Women on campuses have become the center of a revived debate.


Women swell the ranks of prestigious universities across the nation. The student body of Tufts University is 53 percent female. Georgetown University is 54 percent female. Dartmouth and Cornell are both exactly 50 percent female, according to the Princeton Review.

At Boston College, females make up 52 percent of the student body. They come here to broaden their horizons, to increase their knowledge, and to prepare themselves for the career world. BC is renowned for turning well-equipped graduates out into the work-force - but for some girls, that may not be their ultimate goal.

Some girls plan to be stay-at-home mothers.

A recent article in The New York Times discussed a growing trend among female students at esteemed colleges who plan to someday leave the work-force to raise their families. It focused specifically on Yale University, but suggested that this inclination is evident at schools throughout the country.

At BC, girls have a variety of opinions on this mentality. Many confirm that it exists on campus.

"I've overheard girls in the Plex talk about how they're looking forward to getting married, having children, and staying home to raise them," says Jocelyn Pettito, A&S '06.

But in her opinion, sentiments like this among BC students are surprising. "The first time I heard this, I was really shocked. I thought people going to a university that costs over 30K a year would have goals that included that investment," she says.

But many students don't think that quality education should be sacrificed if a girl decides she wants to make family her focus in life.

"It's a good thing that they're attending college first so that if they decide that they don't want to be a stay-at-home mom forever they have the option of going back to work later on," says Catherine Sheehan, A&S '07. "Women should be allowed to make their own choices."

Many agree that it's good for women to feel they have a choice. They say that society shouldn't pigeon-hole women into any position, be it that of a strong executive or of a single-minded mother.

"Anything that adds more choice, I believe, is positive.
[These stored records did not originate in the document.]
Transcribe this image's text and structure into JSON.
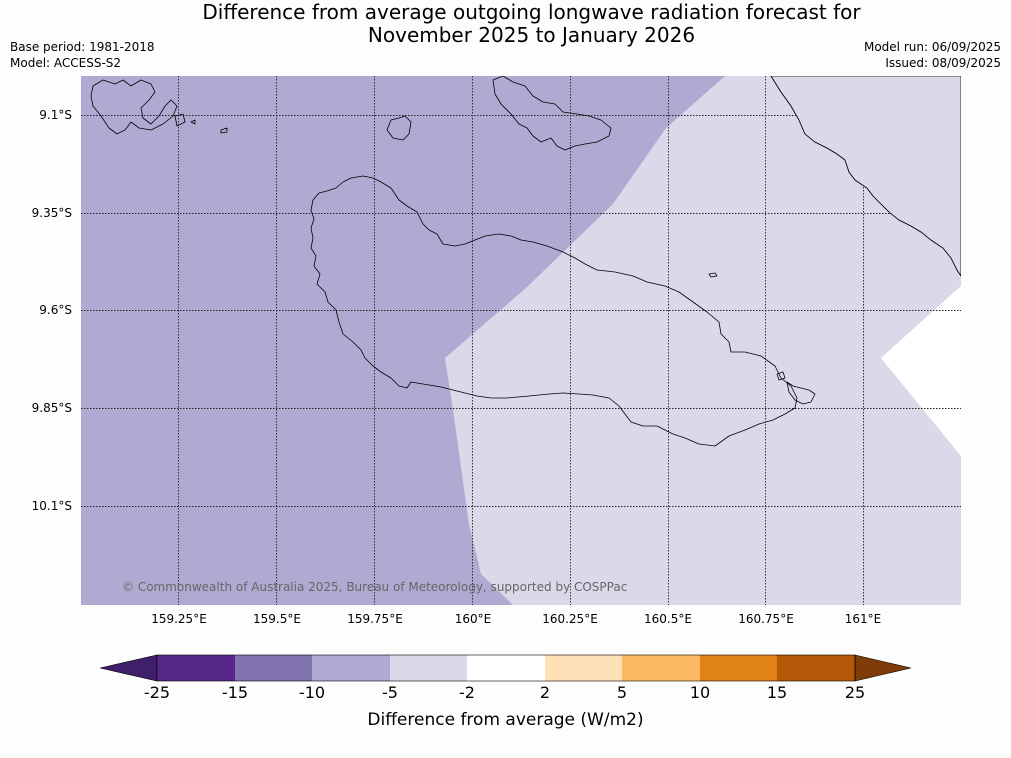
{
  "title_line1": "Difference from average outgoing longwave radiation forecast for",
  "title_line2": "November 2025 to January 2026",
  "base_period": "Base period: 1981-2018",
  "model": "Model: ACCESS-S2",
  "model_run": "Model run: 06/09/2025",
  "issued": "Issued: 08/09/2025",
  "copyright": "© Commonwealth of Australia 2025, Bureau of Meteorology, supported by COSPPac",
  "lat_labels": [
    "9.1°S",
    "9.35°S",
    "9.6°S",
    "9.85°S",
    "10.1°S"
  ],
  "lon_labels": [
    "159.25°E",
    "159.5°E",
    "159.75°E",
    "160°E",
    "160.25°E",
    "160.5°E",
    "160.75°E",
    "161°E"
  ],
  "grid": "on",
  "colorbar": {
    "label": "Difference from average (W/m2)",
    "ticks": [
      "-25",
      "-15",
      "-10",
      "-5",
      "-2",
      "2",
      "5",
      "10",
      "15",
      "25"
    ],
    "colors": [
      "#3f1f6b",
      "#57278a",
      "#8073ae",
      "#b0aad2",
      "#d9d9ea",
      "#ffffff",
      "#fee0b6",
      "#fdb863",
      "#e08214",
      "#b35806",
      "#7f3b08"
    ]
  },
  "map_fills": {
    "west_category": "-10 to -5",
    "east_category": "-5 to -2",
    "far_east_category": "-2 to 2"
  }
}
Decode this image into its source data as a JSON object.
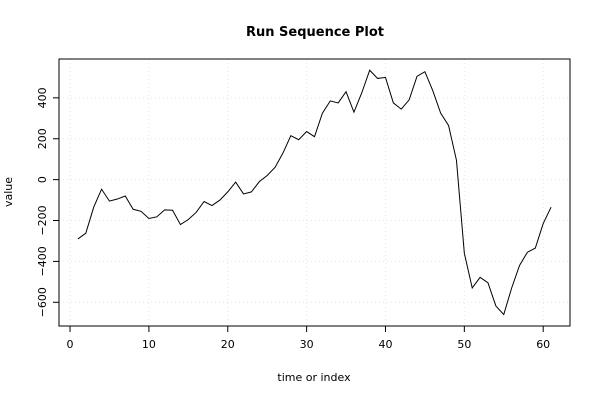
{
  "chart_data": {
    "type": "line",
    "title": "Run Sequence Plot",
    "xlabel": "time or index",
    "ylabel": "value",
    "xlim": [
      -1.4,
      63.4
    ],
    "ylim": [
      -716,
      590
    ],
    "x_ticks": [
      0,
      10,
      20,
      30,
      40,
      50,
      60
    ],
    "y_ticks": [
      -600,
      -400,
      -200,
      0,
      200,
      400
    ],
    "x_tick_labels": [
      "0",
      "10",
      "20",
      "30",
      "40",
      "50",
      "60"
    ],
    "y_tick_labels": [
      "−600",
      "−400",
      "−200",
      "0",
      "200",
      "400"
    ],
    "grid": true,
    "colors": {
      "line": "#000000",
      "grid": "#e5e5e5",
      "frame": "#000000"
    },
    "series": [
      {
        "x": [
          1,
          2,
          3,
          4,
          5,
          6,
          7,
          8,
          9,
          10,
          11,
          12,
          13,
          14,
          15,
          16,
          17,
          18,
          19,
          20,
          21,
          22,
          23,
          24,
          25,
          26,
          27,
          28,
          29,
          30,
          31,
          32,
          33,
          34,
          35,
          36,
          37,
          38,
          39,
          40,
          41,
          42,
          43,
          44,
          45,
          46,
          47,
          48,
          49,
          50,
          51,
          52,
          53,
          54,
          55,
          56,
          57,
          58,
          59,
          60,
          61
        ],
        "values": [
          -290,
          -262,
          -135,
          -47,
          -105,
          -95,
          -80,
          -145,
          -155,
          -190,
          -182,
          -148,
          -150,
          -220,
          -195,
          -160,
          -107,
          -127,
          -100,
          -60,
          -12,
          -70,
          -60,
          -10,
          20,
          60,
          130,
          215,
          195,
          235,
          210,
          325,
          385,
          375,
          430,
          330,
          425,
          535,
          495,
          500,
          375,
          345,
          390,
          505,
          528,
          435,
          325,
          265,
          95,
          -360,
          -530,
          -478,
          -505,
          -618,
          -660,
          -530,
          -420,
          -355,
          -335,
          -215,
          -135
        ]
      }
    ]
  }
}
They aren't forced to stay at home and raise children; such women have the tools to work, they just choose not too," says Pettito.

Although she plans to become a career woman and a dedicated veterinarian, Pettito benefited from having a stay-at-home mother.
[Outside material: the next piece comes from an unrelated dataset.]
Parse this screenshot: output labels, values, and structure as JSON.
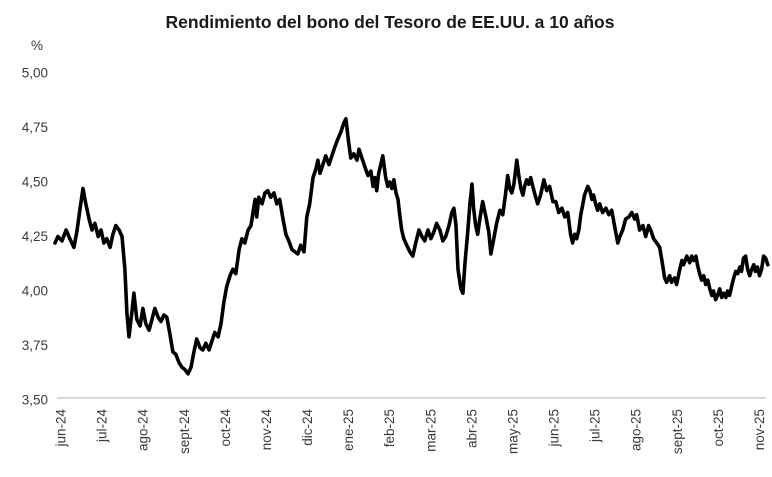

"I was very happy to have my mother home growing up. I'm an only child, so it was good to have another person around. She always pushed me to read above my grade level and challenged my thinking," she says of her childhood.
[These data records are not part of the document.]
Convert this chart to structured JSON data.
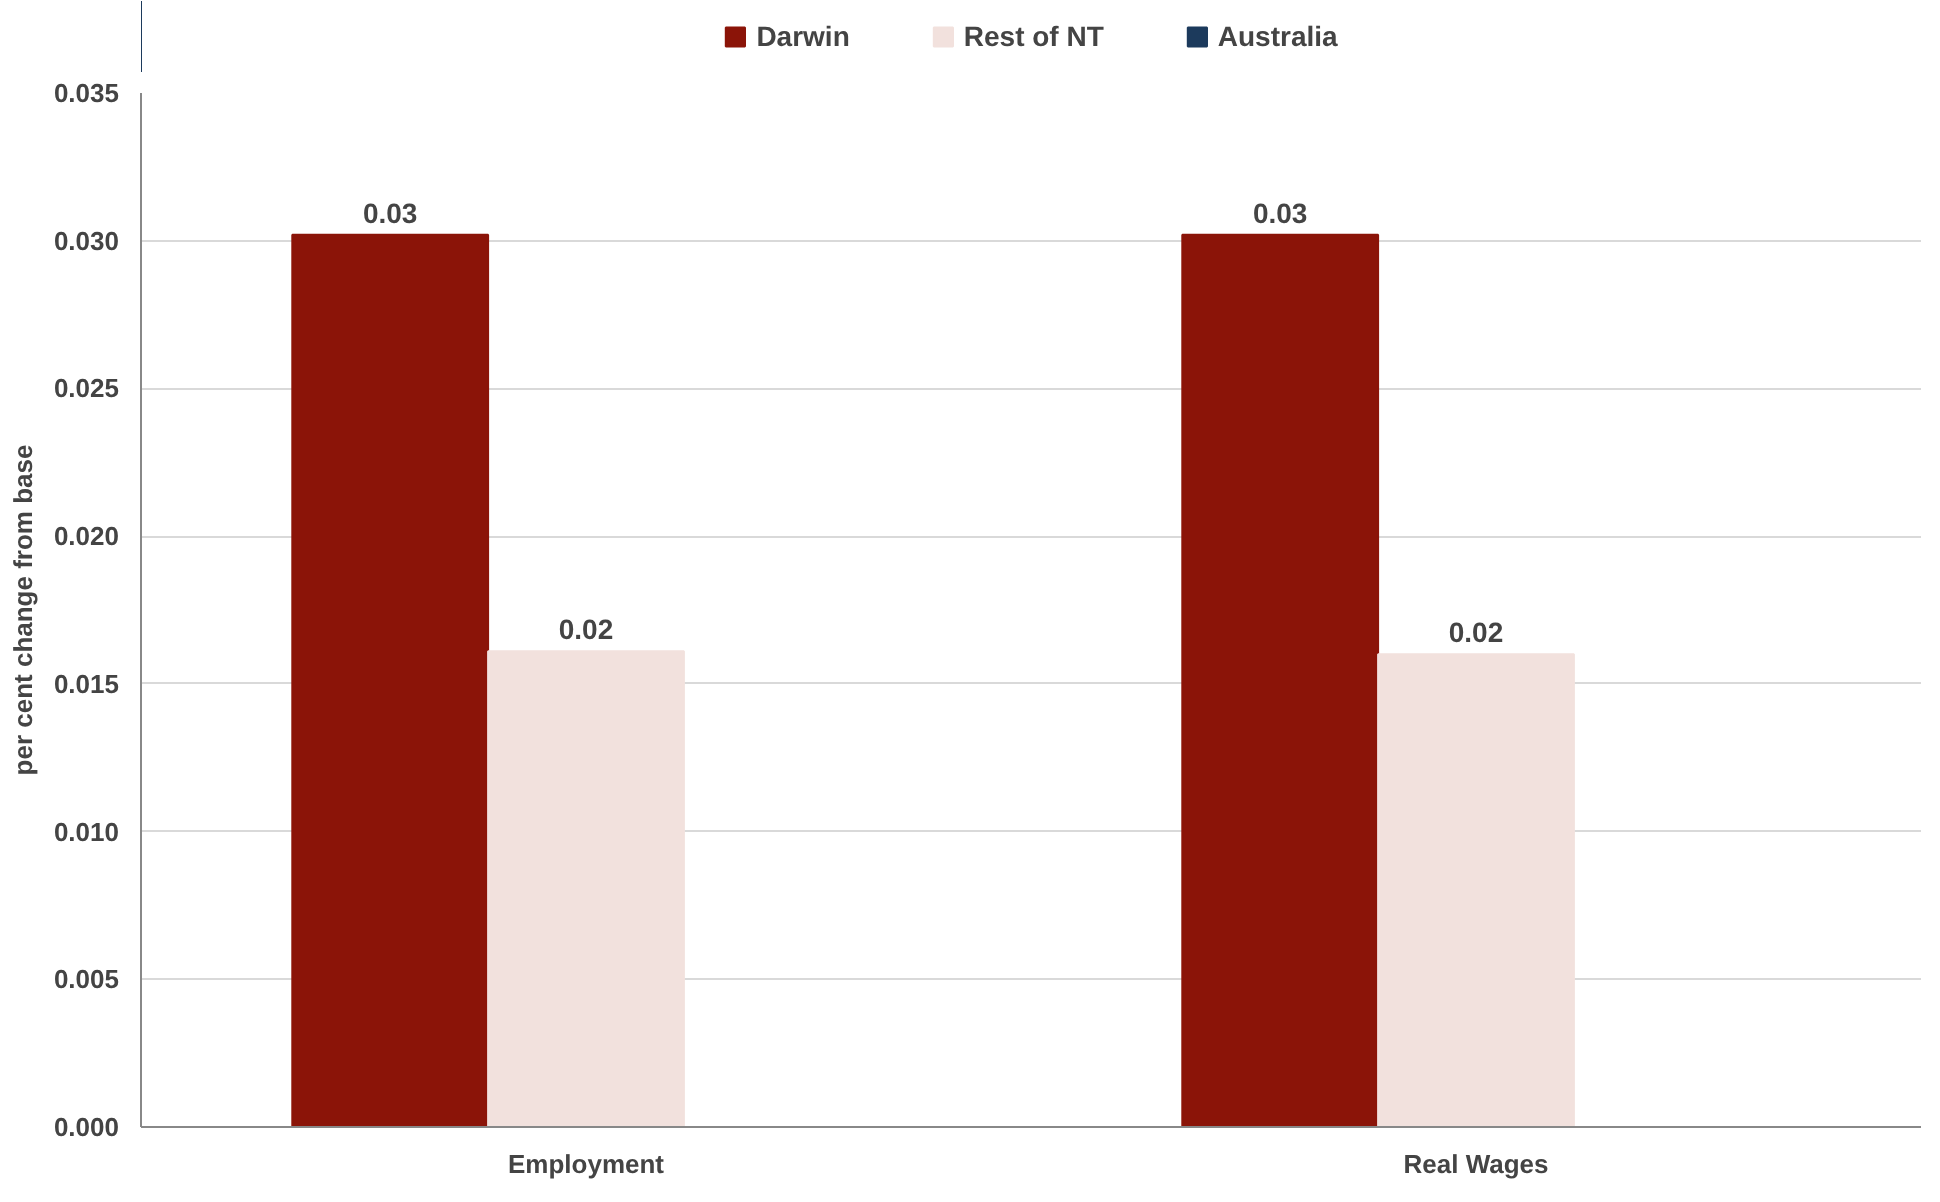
{
  "chart_data": {
    "type": "bar",
    "ylabel": "per cent change from base",
    "categories": [
      "Employment",
      "Real Wages"
    ],
    "series": [
      {
        "name": "Darwin",
        "color": "#8b1408",
        "values": [
          0.0302,
          0.0302
        ],
        "value_labels": [
          "0.03",
          "0.03"
        ]
      },
      {
        "name": "Rest of NT",
        "color": "#f2e1dd",
        "values": [
          0.0161,
          0.016
        ],
        "value_labels": [
          "0.02",
          "0.02"
        ]
      },
      {
        "name": "Australia",
        "color": "#1c3a5c",
        "values": [
          null,
          null
        ],
        "value_labels": [
          null,
          null
        ]
      }
    ],
    "ylim": [
      0,
      0.035
    ],
    "yticks": [
      {
        "value": 0,
        "label": "0.000"
      },
      {
        "value": 0.005,
        "label": "0.005"
      },
      {
        "value": 0.01,
        "label": "0.010"
      },
      {
        "value": 0.015,
        "label": "0.015"
      },
      {
        "value": 0.02,
        "label": "0.020"
      },
      {
        "value": 0.025,
        "label": "0.025"
      },
      {
        "value": 0.03,
        "label": "0.030"
      },
      {
        "value": 0.035,
        "label": "0.035"
      }
    ],
    "grid": "y",
    "legend": "top"
  }
}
Pettito supports the choice of women to devote themselves to family. "I think that if you're going to have children, you should stay at home. Children aren't like animals; you can't just throw them food, walk them, and clean up after them, then expect them to be well adjusted."

Not all students agree with her. Some attribute the desire to stay home with children not to personal choice, but to societal pressure.

"I think it is a ridiculously negative step for women because these girls are assuming that they will have to be the ones to stay home," says Colleen Daley, A&S '07.

"I don't think that this mentality that women are only truly useful as mothers has ever left our society. We have been raised in a man-centric world," she continues.

Some members of the BC community assert that many women don't actually have a choice in the matter.

"Most women must work for economic reasons. In order for the average woman worker to make ends meet, she may even have to take on several jobs because the wages she receives are not adequate to support her family," says professor Sharlene Hesse-Biber of the sociology department. "The choice between staying at home and going to work is a luxury choice most women cannot contemplate."

Women who do have an option need to think carefully about the ramifications of their decision, Hesse-Biber says. They may assume that they can re-enter the workforce if staying at home gets tiring, but that may be harder than expected.

"They may be giving up their careers in the long run. Women who enter male-dominated jobs may find that they must devote enormous amounts of time and energy to their careers beyond the traditional 40 hours per week," she says.

Professor Peter Pfohl of the sociology department points out that a decreasing number of women in the work-force may adversely affect not just individual females, but society as a whole.

"Over the last several decades, significant gains have been made by women entering into careers once stereotypically reserved for men. The effects of such changes have enriched the workplace by bringing in the perspectives of women.

"A significant reversal of this trend is likely to prove negative for both women and society-at-large, reducing the pool of talented professional workers needed in an increasingly information-intensive economy," he says.

In his opinion, the hypothesis set forth by The New York Times article may not necessarily be true - at least not at BC.

"Of the many graduate and undergraduate students with whom I work, I have not noticed a trend in the direction of an expressed desire to be a stay-at-home mom. Most women students appear committed to both excelling in a career and eventually becoming mothers," says Pfohl.

But if an increasing number of Ivy League ladies are planning to undertake exclusively the duties of a household, it may not be a bad thing.

There is a strong contingency of students who believe that the trend toward stay-at-home motherhood is consistent with true ideals of feminism.

"This trend is a centering from the initial feminist movement," says Meghan Butler, A&S '09. "The pendulum swung too far towards the militant ideas that the only way to be a feminist was to be a career woman. No room was left for the option to make a choice about career or family, and ultimately, that was what the feminists were after: options."